Washington D.C., Oct 8, 2020 / 13:19 pm
Members of Congress are supporting a Washington, D.C., Baptist church in its court case against the city's enforcement of its COVID restrictions on outdoor religious services.
Capitol Hill Baptist Church, a congregation of 850 members, had filed for a temporary restraining order in the D.C. federal district court Sept. 22, alleging that Washington, D.C. unlawfully discriminated against religious gatherings by limiting them to no more than 100 people, while allowing mass outdoor protests this summer to occur with far more attendees.
Mass protests in Washington, D.C. this summer occurred, including the "Get Your Knee off Our Necks" march on Aug. 28 for which organizers obtained a permit from the National Park Service; tens of thousands reportedly attended the march, where Mayor Bowser instructed that attendees had to wear masks.
The church reportedly applied for a waiver from the public health order in June and again in September, but was unsuccessful.
More than 30 senators led by Sen.

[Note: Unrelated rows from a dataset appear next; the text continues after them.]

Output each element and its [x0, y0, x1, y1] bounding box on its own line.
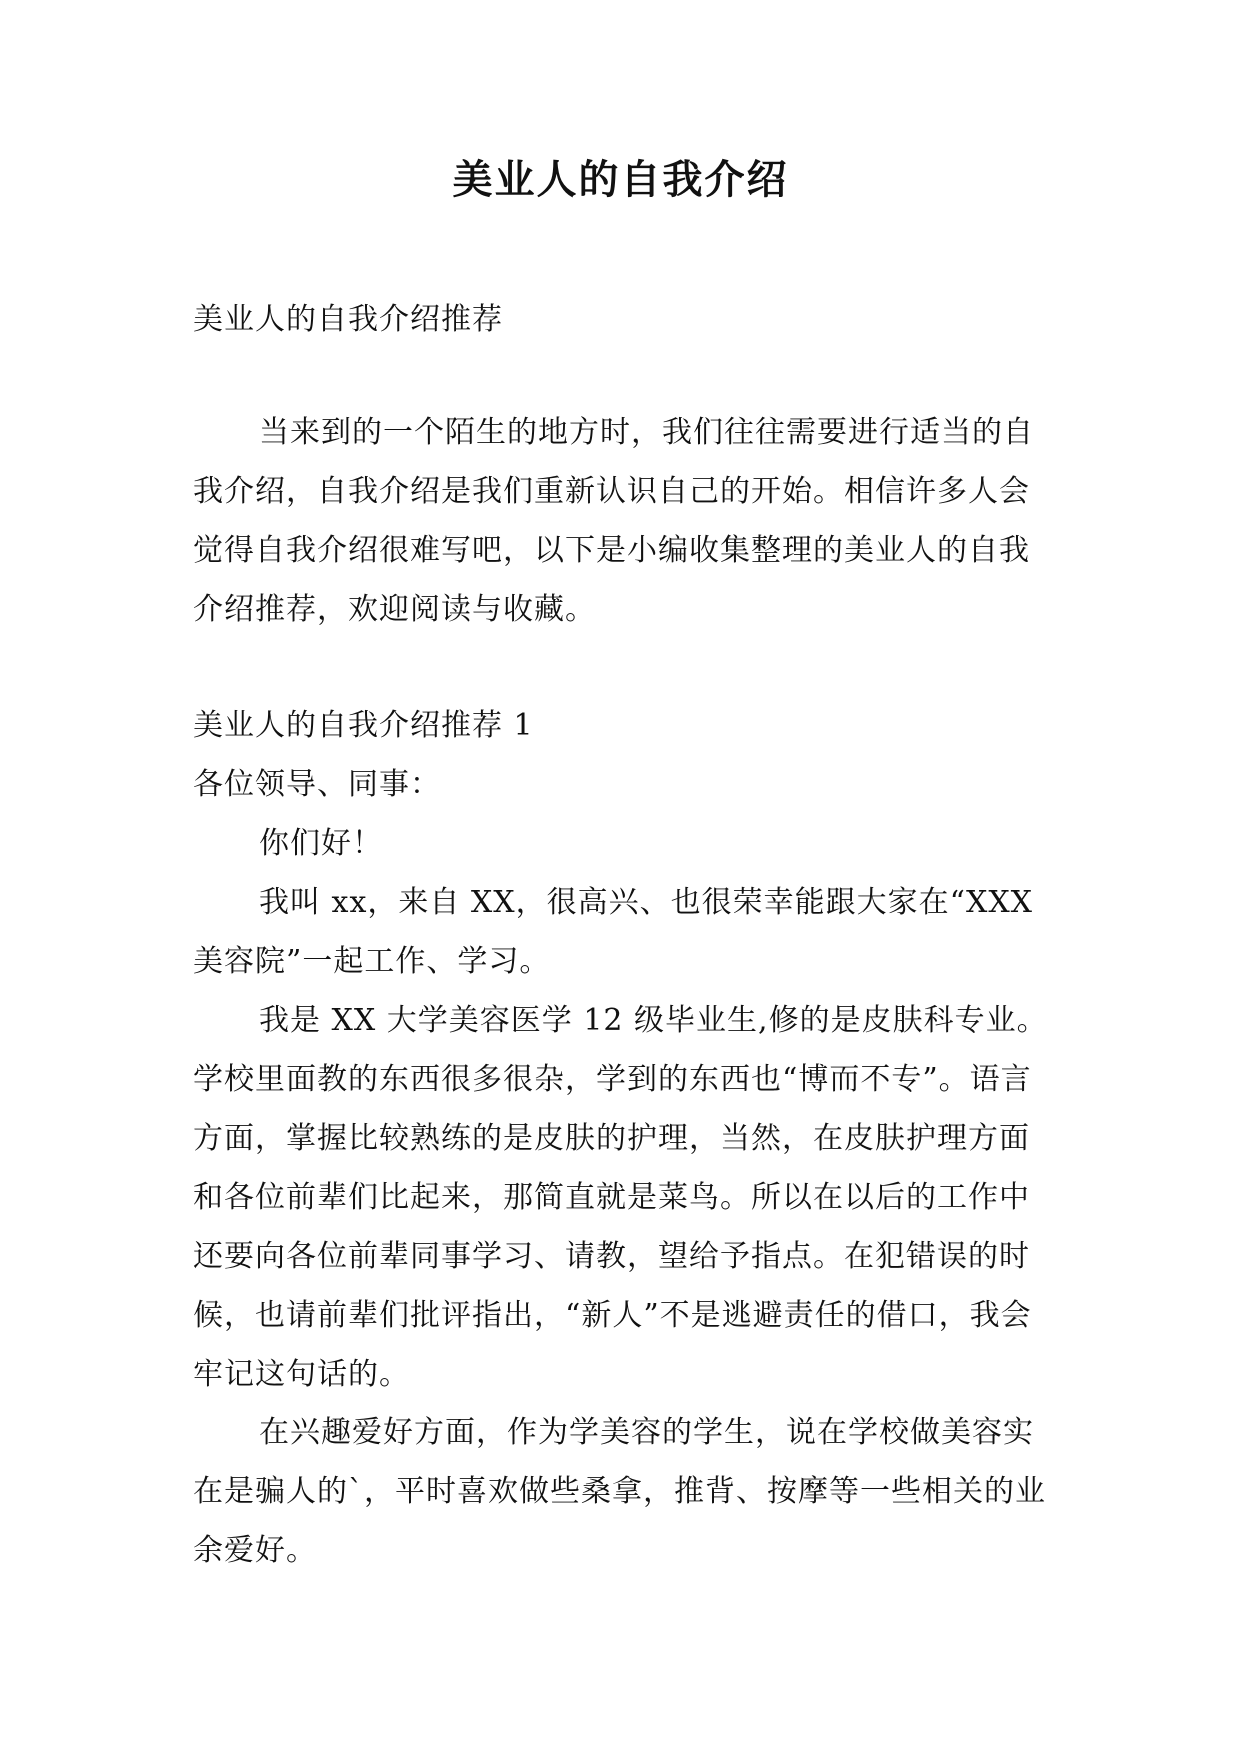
document-title: 美业人的自我介绍: [452, 157, 789, 203]
name-paragraph: 我叫 xx，来自 XX，很高兴、也很荣幸能跟大家在“XXX 美容院”一起工作、学习。: [193, 885, 1034, 979]
greeting-hello: 你们好！: [259, 826, 383, 861]
greeting-recipients: 各位领导、同事：: [193, 767, 441, 802]
intro-paragraph: 当来到的一个陌生的地方时，我们往往需要进行适当的自我介绍，自我介绍是我们重新认识自己的开始。相信许多人会觉得自我介绍很难写吧，以下是小编收集整理的美业人的自我介绍推荐，欢迎阅读与收藏。: [193, 415, 1034, 627]
document-subtitle: 美业人的自我介绍推荐: [193, 302, 503, 337]
education-paragraph: 我是 XX 大学美容医学 12 级毕业生,修的是皮肤科专业。学校里面教的东西很多很杂，学到的东西也“博而不专”。语言方面，掌握比较熟练的是皮肤的护理，当然，在皮肤护理方面和各位前辈们比起来，那简直就是菜鸟。所以在以后的工作中还要向各位前辈同事学习、请教，望给予指点。在犯错误的时候，也请前辈们批评指出，“新人”不是逃避责任的借口，我会牢记这句话的。: [193, 1003, 1048, 1392]
hobby-paragraph: 在兴趣爱好方面，作为学美容的学生，说在学校做美容实在是骗人的`，平时喜欢做些桑拿，推背、按摩等一些相关的业余爱好。: [193, 1415, 1046, 1568]
section-heading: 美业人的自我介绍推荐 1: [193, 708, 534, 743]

Roger Wicker (R-Miss.) filed an amicus brief this week supporting the church, and alleging "selective enforcement" of health rules by the city.

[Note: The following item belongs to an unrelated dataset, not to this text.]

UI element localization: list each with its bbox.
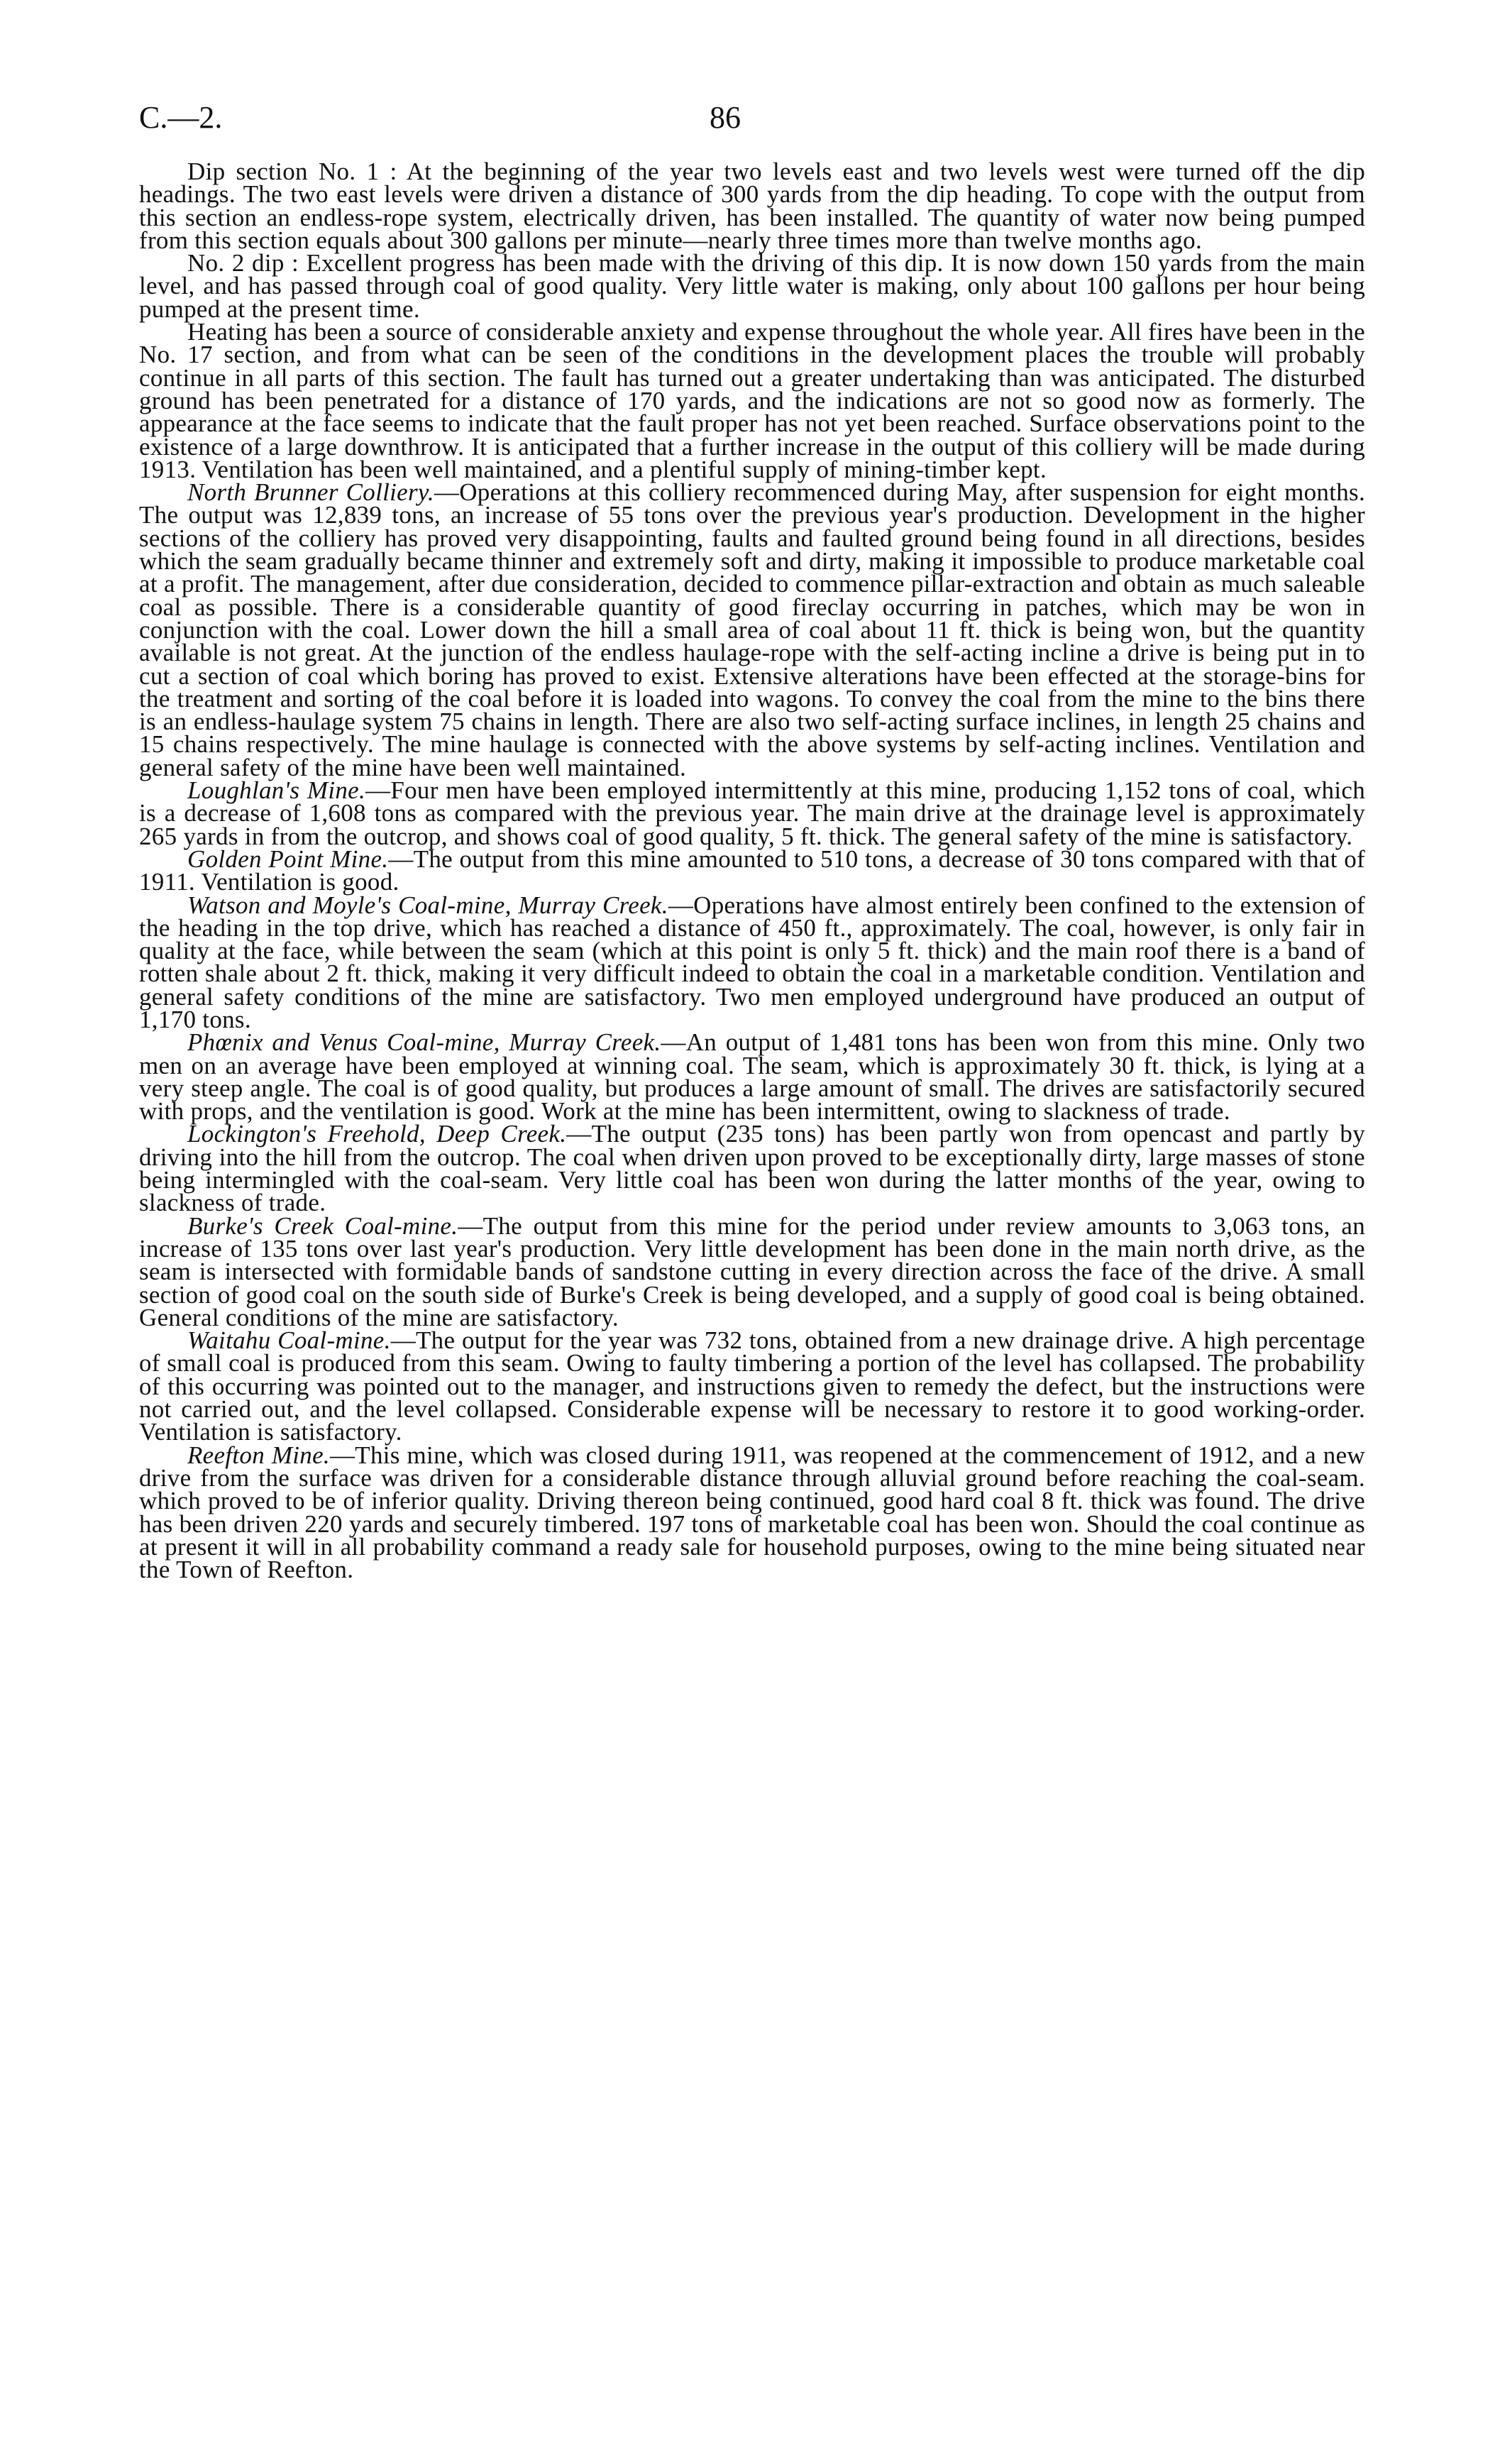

"The Mayor's discrimination against houses of worship rests on a mistaken, and unconstitutional, premise that one particular exercise of free speech-a church's desire to gather together and worship their God-is subordinate to other First Amendment-protected activities," their brief states.
According to one of the signers, Sen. Cindy Hyde-Smith (R-Miss.), it "argues that religious freedom is not a second-tier First Amendment right under the Constitution."
The Justice Department had also filed a statement of interest in the case, saying that the government cannot discriminate against religion unless it has proven a sufficient reason to do so-which the D.C. government has not.
"While a local government has significant discretion to decide what measures to adopt to meet a public health threat, the Free Exercise Clause of the Constitution requires that, whatever level of restrictions it adopts, government must treat religious gatherings the same as comparable nonreligious gatherings, absent the government meeting strict scrutiny, that is, proving that it has a compelling governmental interest pursued through the least restrictive means," the Justice Department said.
The agency has issued similar statements in other cases around the country, saying that state and local public health restrictions cannot discriminate by holding religious services to stricter standards than similar public gatherings.